3 thoughts on “Philosophical Wagers”

  1. Phoebe, you have a fascinating way to think about life when it comes to discussing the concept of ontology. When you mention how you think we essentially just are atoms piled upon each other, it makes me question on your philosophy coming into the class. For me, I know philosophical debates within myself have been driving many conversations at the beginning of this class. I think it would be valuable if you tried to unpack some of these concepts within yourself to understand your research better. As you mentioned in the last paragraph how we should try to eliminate our own biases, I think self-discovery is one of the most significant ways to do it. I would try to break down how you see some of these debates to obtain more rounded knowledge of the ideas. Let me know if you ever want to discuss any of these ideas!

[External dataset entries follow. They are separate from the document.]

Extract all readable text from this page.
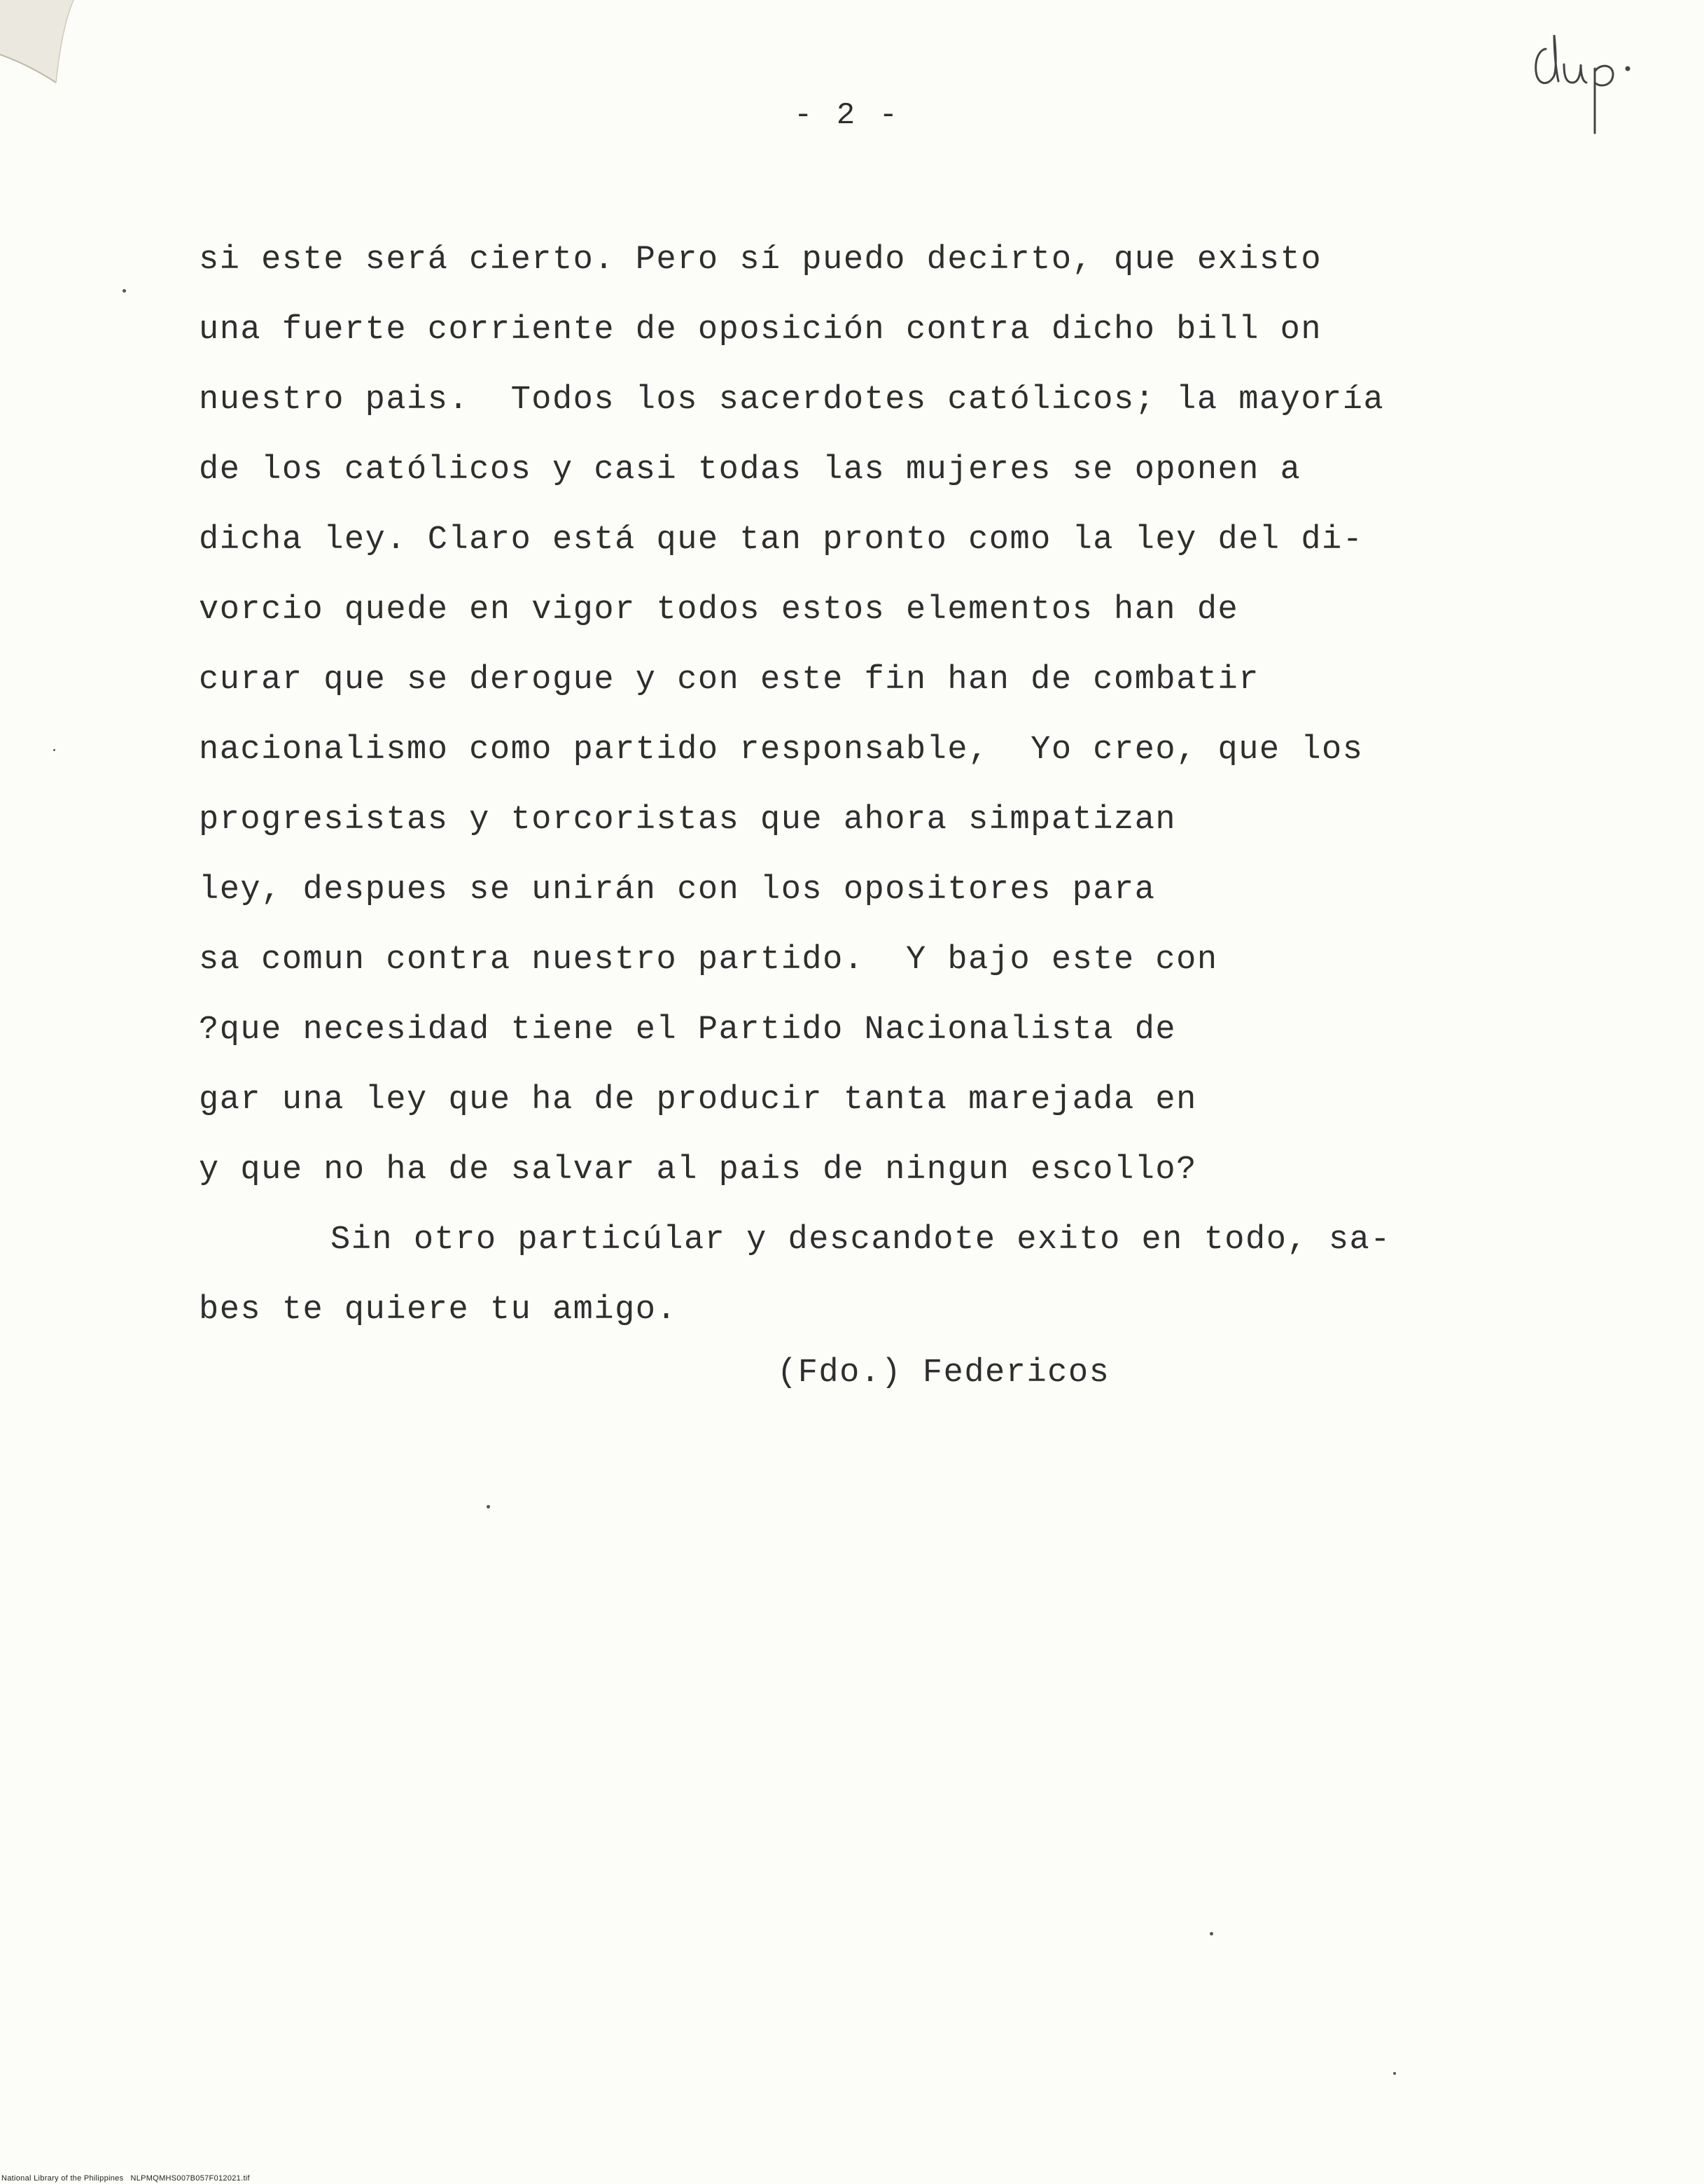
dup.
- 2 -
si este será cierto. Pero sí puedo decirto, que existo
una fuerte corriente de oposición contra dicho bill on
nuestro pais.  Todos los sacerdotes católicos; la mayoría
de los católicos y casi todas las mujeres se oponen a
dicha ley. Claro está que tan pronto como la ley del di-
vorcio quede en vigor todos estos elementos han de
curar que se derogue y con este fin han de combatir
nacionalismo como partido responsable,  Yo creo, que los
progresistas y torcoristas que ahora simpatizan
ley, despues se unirán con los opositores para
sa comun contra nuestro partido.  Y bajo este con
?que necesidad tiene el Partido Nacionalista de
gar una ley que ha de producir tanta marejada en
y que no ha de salvar al pais de ningun escollo?
Sin otro particúlar y descandote exito en todo, sa-
bes te quiere tu amigo.
(Fdo.) Federicos
National Library of the Philippines NLPMQMHS007B057F012021.tif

  2. Phoebe, I completely agree with your last point. It is impossible to remain objective in research. As human beings, our minds are a essentially the culmination of everything we have learned thus far in life through our own learned experiences and readings. We implicitly apply our learned knowledge to most interactions on a daily basis. For example, oneway decide to walk on the left side of the road while walking down the street because they saw somewhere that it was safer. Or one may grab a certain type of coffee brew every day because someone told them it was stronger. Therefore, if you can’t remain unbiased when grabbing coffee or walking down the street, then how could you when discussing/investigating a topic you’re very passionate about. Obviously, I’m aware these examples are rather trivial, but they were just small scaled examples. Your post was very interesting; I’m glad we agreed!

  3. You have a good post, and a good discussion here, Phoebe. I would have appreciated some more direct connection to the course readings and various examples to sustain your claims, though (remember that justifying your choices with reference to literature is an essential part of all research writing!). I’d also be a bit careful with the idea of “bias” as you think about these debates. Bias itself is a concept that *only* makes sense in the neopositivist world where there is the assumption of an actual, separately existing truth against which we can test our explanations. Assumptions is probably a more accurate term. “Bias” implies some sort of deliberate slant, whereas our ontological and epistemological assumptions are more subconscious and involuntary.

    In thinking about your final claim — “…anything you can put into words and still have others understand what you’re talking about is something that can be measured. So, this means both visible and invisible phenomena are measurable.” — I would push you to think about that a bit more. How would you capture or measure invisible phenomena? How would you know that you’re actually capturing that thing–and that it a real thing and not just something imaginary that you have put into words?